Digital forensics. Corporate filings. Bank records that would be accessible from the Foundation’s own servers if they could get close enough.
Mouth full of toast, Wade nodded. “And Frisco’s big enough for us to get lost in. I like it.”
“And the vial?” Gabe asked.
Reagan looked at Cara. “I’ve got a contact at Oregon State.
Forensic chemist. She runs an independent lab out of the science building—no university oversight, no reporting chain.
She can break down the compound and tell us exactly what we’re dealing with.
But she’s in Corvallis, and Corvallis is east, not south. ”
Cara pulled a plate of pancakes close. “So we split up. Gabe and I will take the vial to Corvallis.

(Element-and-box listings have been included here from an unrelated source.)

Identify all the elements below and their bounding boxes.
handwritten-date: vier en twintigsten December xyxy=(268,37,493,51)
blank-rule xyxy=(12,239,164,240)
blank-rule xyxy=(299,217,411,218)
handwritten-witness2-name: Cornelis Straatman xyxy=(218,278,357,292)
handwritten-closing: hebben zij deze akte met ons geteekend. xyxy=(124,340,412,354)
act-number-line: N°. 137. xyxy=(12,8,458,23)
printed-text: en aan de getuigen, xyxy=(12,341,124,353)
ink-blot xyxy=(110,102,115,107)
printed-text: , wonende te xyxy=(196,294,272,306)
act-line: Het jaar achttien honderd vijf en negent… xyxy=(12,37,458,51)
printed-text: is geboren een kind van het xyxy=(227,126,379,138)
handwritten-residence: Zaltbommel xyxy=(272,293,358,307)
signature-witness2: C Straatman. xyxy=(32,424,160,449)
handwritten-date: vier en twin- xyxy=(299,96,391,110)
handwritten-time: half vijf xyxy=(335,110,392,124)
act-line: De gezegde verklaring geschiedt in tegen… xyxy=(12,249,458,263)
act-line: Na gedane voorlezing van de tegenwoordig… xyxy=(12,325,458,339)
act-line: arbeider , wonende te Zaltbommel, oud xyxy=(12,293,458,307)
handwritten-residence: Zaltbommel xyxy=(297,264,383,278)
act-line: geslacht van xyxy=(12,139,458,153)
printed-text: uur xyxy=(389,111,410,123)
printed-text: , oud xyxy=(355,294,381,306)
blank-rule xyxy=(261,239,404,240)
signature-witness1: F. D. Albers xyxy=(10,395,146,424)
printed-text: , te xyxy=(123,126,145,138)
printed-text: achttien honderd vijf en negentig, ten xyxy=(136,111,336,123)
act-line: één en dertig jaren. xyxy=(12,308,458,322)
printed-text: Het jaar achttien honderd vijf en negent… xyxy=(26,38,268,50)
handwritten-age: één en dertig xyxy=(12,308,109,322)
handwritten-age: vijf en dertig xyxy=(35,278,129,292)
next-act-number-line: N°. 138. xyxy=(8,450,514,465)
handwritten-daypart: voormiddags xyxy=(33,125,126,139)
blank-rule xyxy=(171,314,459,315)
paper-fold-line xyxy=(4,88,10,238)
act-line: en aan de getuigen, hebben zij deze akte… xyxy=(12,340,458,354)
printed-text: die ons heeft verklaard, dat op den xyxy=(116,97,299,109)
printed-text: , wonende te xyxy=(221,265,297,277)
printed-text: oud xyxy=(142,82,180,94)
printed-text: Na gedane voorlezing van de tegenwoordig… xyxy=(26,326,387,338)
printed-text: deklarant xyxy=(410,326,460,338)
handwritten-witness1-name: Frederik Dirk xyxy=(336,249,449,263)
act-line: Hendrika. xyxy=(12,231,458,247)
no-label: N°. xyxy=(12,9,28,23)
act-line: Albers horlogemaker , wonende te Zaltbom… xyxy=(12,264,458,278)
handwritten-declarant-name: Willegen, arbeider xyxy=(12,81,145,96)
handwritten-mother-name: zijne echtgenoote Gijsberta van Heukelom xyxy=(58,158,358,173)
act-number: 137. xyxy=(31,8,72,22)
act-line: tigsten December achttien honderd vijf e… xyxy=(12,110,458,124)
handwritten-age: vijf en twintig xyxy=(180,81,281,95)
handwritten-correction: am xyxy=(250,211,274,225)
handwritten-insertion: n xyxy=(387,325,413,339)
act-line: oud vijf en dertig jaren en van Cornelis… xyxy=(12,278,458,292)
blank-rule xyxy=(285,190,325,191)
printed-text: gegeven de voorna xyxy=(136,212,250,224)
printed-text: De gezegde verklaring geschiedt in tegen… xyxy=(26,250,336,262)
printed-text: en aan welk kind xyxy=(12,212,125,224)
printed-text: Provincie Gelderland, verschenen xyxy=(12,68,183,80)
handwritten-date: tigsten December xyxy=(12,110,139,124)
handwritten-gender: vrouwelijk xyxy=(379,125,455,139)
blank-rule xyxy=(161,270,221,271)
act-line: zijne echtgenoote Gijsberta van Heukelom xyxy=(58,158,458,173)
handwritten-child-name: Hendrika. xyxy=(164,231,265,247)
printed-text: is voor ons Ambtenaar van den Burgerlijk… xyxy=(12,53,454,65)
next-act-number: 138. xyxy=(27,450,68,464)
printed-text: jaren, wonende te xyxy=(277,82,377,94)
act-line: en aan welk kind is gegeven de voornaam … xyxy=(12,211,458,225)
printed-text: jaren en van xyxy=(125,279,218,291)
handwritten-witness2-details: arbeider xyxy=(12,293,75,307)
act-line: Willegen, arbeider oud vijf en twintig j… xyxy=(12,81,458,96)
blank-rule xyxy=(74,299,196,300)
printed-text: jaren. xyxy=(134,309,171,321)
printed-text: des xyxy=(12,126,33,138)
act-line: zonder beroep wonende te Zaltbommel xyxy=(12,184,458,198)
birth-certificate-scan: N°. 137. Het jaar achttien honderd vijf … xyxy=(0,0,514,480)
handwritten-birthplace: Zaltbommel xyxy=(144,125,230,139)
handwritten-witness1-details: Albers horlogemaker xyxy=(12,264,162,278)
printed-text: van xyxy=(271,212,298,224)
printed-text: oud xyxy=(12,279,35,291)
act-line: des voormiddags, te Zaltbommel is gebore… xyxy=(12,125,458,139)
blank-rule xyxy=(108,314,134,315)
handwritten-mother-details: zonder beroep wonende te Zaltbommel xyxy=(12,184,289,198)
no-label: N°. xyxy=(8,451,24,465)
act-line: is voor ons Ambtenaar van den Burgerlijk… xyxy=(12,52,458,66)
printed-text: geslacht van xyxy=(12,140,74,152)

We’ll be half a day behind you, tops.”
Tom spoke up. “Why you?” Not challenging—calculating. Working the angles.
“Because Cara can talk her way into anything and Gabe can talk his way out,” Reagan said.
Gabe caught Cara’s eye across the group. A look that lasted half a second and said three things: he’d been thinking the same thing, he didn’t love the splitting up, and he trusted her anyway.
She turned to Elena.
Elena was already reaching into her jacket.
She held it out to Cara.
It was lighter than Cara expected—barely anything, a few milliliters of liquid in a glass tube. The weight of someone’s stolen life.